Ever since Apple first brought the iPhone and iPod touch to market five years ago, we’ve seen a very quick shift in how we go about gaming on the move. Throughout the early 2000’s, the battle between the likes of the Nintendo’s DS and the PlayStation Portable (PSP) was as fierce as those devices which had preceded it, but the smartphone and tablet revolution has rendered such standalone gaming machines largely redundant. A GPU performance test carried out by AnandTech indicates just how much the face of the market has changed, with the portable gaming’s most powerful offering – the PS Vita – now out-gunned by Apple’s iPad 4 in terms of graphics power.
While the likes of SEGA have ported many a classic through to the App and Google Play Stores over the past couple of years, Nintendo and Sony have stuck faithfully by their handheld consoles, and whilst both now offer additional functionality besides pure gaming, it’s becoming increasingly clear that consumers can get most of what they need on a tablet or smartphone – and a helluva lot more too boot.
The Vita’s trump card has always been its power. I’ve sat here and read through a hundred opinions on why devices like the PlayStation Vita are approaching obsoletion, but when faced with a wave of criticism, Sony has always talked of how the "true" gamers like these handhelds because they offer an unrivalled, console-esque experience. Two or three years ago, this might have been true, but with games like Infinity Blade arriving as early as 2010, you always sensed the fallacy of perceived "power" would only get the likes of the Vita so far.
Anand Lal Shimpi’s hardware benchmark tests of the iPad 4 proved pretty damning.

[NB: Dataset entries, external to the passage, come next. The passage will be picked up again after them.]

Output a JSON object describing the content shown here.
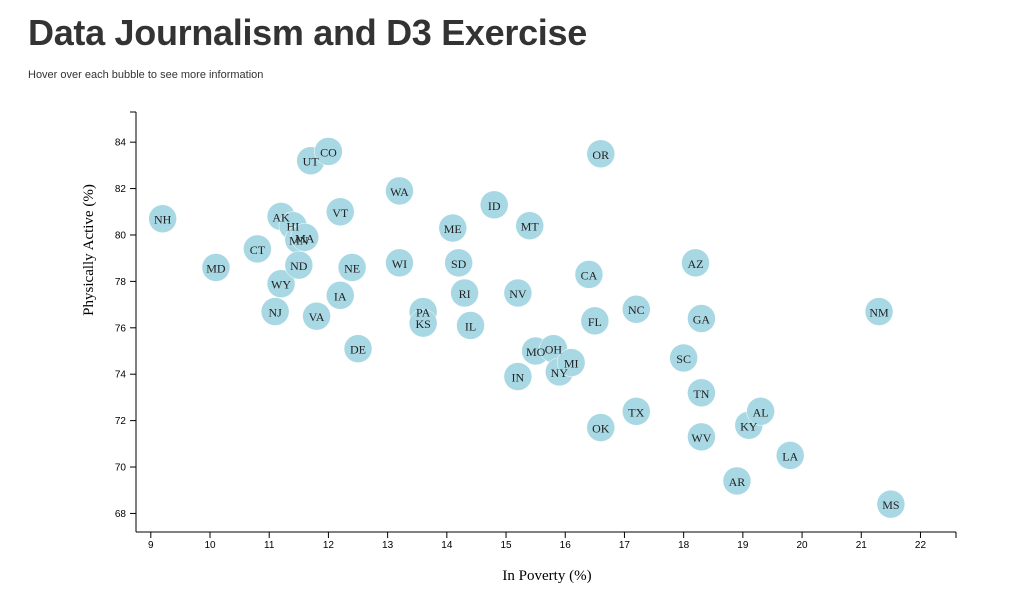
{
  "header": {
    "title": "Data Journalism and D3 Exercise",
    "subtitle": "Hover over each bubble to see more information"
  },
  "chart_data": {
    "type": "scatter",
    "xlabel": "In Poverty (%)",
    "ylabel": "Physically Active (%)",
    "xlim": [
      8.75,
      22.6
    ],
    "ylim": [
      67.2,
      85.3
    ],
    "xticks": [
      9,
      10,
      11,
      12,
      13,
      14,
      15,
      16,
      17,
      18,
      19,
      20,
      21,
      22
    ],
    "yticks": [
      68,
      70,
      72,
      74,
      76,
      78,
      80,
      82,
      84
    ],
    "grid": false,
    "bubble_color": "#a8d8e4",
    "points": [
      {
        "label": "NH",
        "x": 9.2,
        "y": 80.7
      },
      {
        "label": "MD",
        "x": 10.1,
        "y": 78.6
      },
      {
        "label": "CT",
        "x": 10.8,
        "y": 79.4
      },
      {
        "label": "AK",
        "x": 11.2,
        "y": 80.8
      },
      {
        "label": "HI",
        "x": 11.4,
        "y": 80.4
      },
      {
        "label": "MN",
        "x": 11.5,
        "y": 79.8
      },
      {
        "label": "MA",
        "x": 11.6,
        "y": 79.9
      },
      {
        "label": "WY",
        "x": 11.2,
        "y": 77.9
      },
      {
        "label": "ND",
        "x": 11.5,
        "y": 78.7
      },
      {
        "label": "NJ",
        "x": 11.1,
        "y": 76.7
      },
      {
        "label": "VA",
        "x": 11.8,
        "y": 76.5
      },
      {
        "label": "UT",
        "x": 11.7,
        "y": 83.2
      },
      {
        "label": "CO",
        "x": 12.0,
        "y": 83.6
      },
      {
        "label": "VT",
        "x": 12.2,
        "y": 81.0
      },
      {
        "label": "NE",
        "x": 12.4,
        "y": 78.6
      },
      {
        "label": "IA",
        "x": 12.2,
        "y": 77.4
      },
      {
        "label": "DE",
        "x": 12.5,
        "y": 75.1
      },
      {
        "label": "WA",
        "x": 13.2,
        "y": 81.9
      },
      {
        "label": "WI",
        "x": 13.2,
        "y": 78.8
      },
      {
        "label": "PA",
        "x": 13.6,
        "y": 76.7
      },
      {
        "label": "KS",
        "x": 13.6,
        "y": 76.2
      },
      {
        "label": "ME",
        "x": 14.1,
        "y": 80.3
      },
      {
        "label": "SD",
        "x": 14.2,
        "y": 78.8
      },
      {
        "label": "RI",
        "x": 14.3,
        "y": 77.5
      },
      {
        "label": "IL",
        "x": 14.4,
        "y": 76.1
      },
      {
        "label": "ID",
        "x": 14.8,
        "y": 81.3
      },
      {
        "label": "MT",
        "x": 15.4,
        "y": 80.4
      },
      {
        "label": "NV",
        "x": 15.2,
        "y": 77.5
      },
      {
        "label": "IN",
        "x": 15.2,
        "y": 73.9
      },
      {
        "label": "MO",
        "x": 15.5,
        "y": 75.0
      },
      {
        "label": "OH",
        "x": 15.8,
        "y": 75.1
      },
      {
        "label": "NY",
        "x": 15.9,
        "y": 74.1
      },
      {
        "label": "MI",
        "x": 16.1,
        "y": 74.5
      },
      {
        "label": "CA",
        "x": 16.4,
        "y": 78.3
      },
      {
        "label": "FL",
        "x": 16.5,
        "y": 76.3
      },
      {
        "label": "OR",
        "x": 16.6,
        "y": 83.5
      },
      {
        "label": "OK",
        "x": 16.6,
        "y": 71.7
      },
      {
        "label": "NC",
        "x": 17.2,
        "y": 76.8
      },
      {
        "label": "TX",
        "x": 17.2,
        "y": 72.4
      },
      {
        "label": "SC",
        "x": 18.0,
        "y": 74.7
      },
      {
        "label": "AZ",
        "x": 18.2,
        "y": 78.8
      },
      {
        "label": "GA",
        "x": 18.3,
        "y": 76.4
      },
      {
        "label": "TN",
        "x": 18.3,
        "y": 73.2
      },
      {
        "label": "WV",
        "x": 18.3,
        "y": 71.3
      },
      {
        "label": "AR",
        "x": 18.9,
        "y": 69.4
      },
      {
        "label": "KY",
        "x": 19.1,
        "y": 71.8
      },
      {
        "label": "AL",
        "x": 19.3,
        "y": 72.4
      },
      {
        "label": "LA",
        "x": 19.8,
        "y": 70.5
      },
      {
        "label": "NM",
        "x": 21.3,
        "y": 76.7
      },
      {
        "label": "MS",
        "x": 21.5,
        "y": 68.4
      }
    ]
  }
}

Not only did it outstrip every other smartphone and tablet in nearly every graphics test it was put through, but it also nudges its way past a handful of known benchmarks of Sony’s PlayStation Vita.
As somebody who loved the original PSP, I was a little disheartened when it finally hit me that it made no practical sense to carry around such a separate bulky device, but since getting into gaming on a tablet and smartphone, I’ve never looked back. Sure, there are lots of so-called "casual" games out there, but the benchmarks of the iPad 4 – and some of the high-end titles available to run on it – just go to show how capable these devices are becoming to the "true" gamer.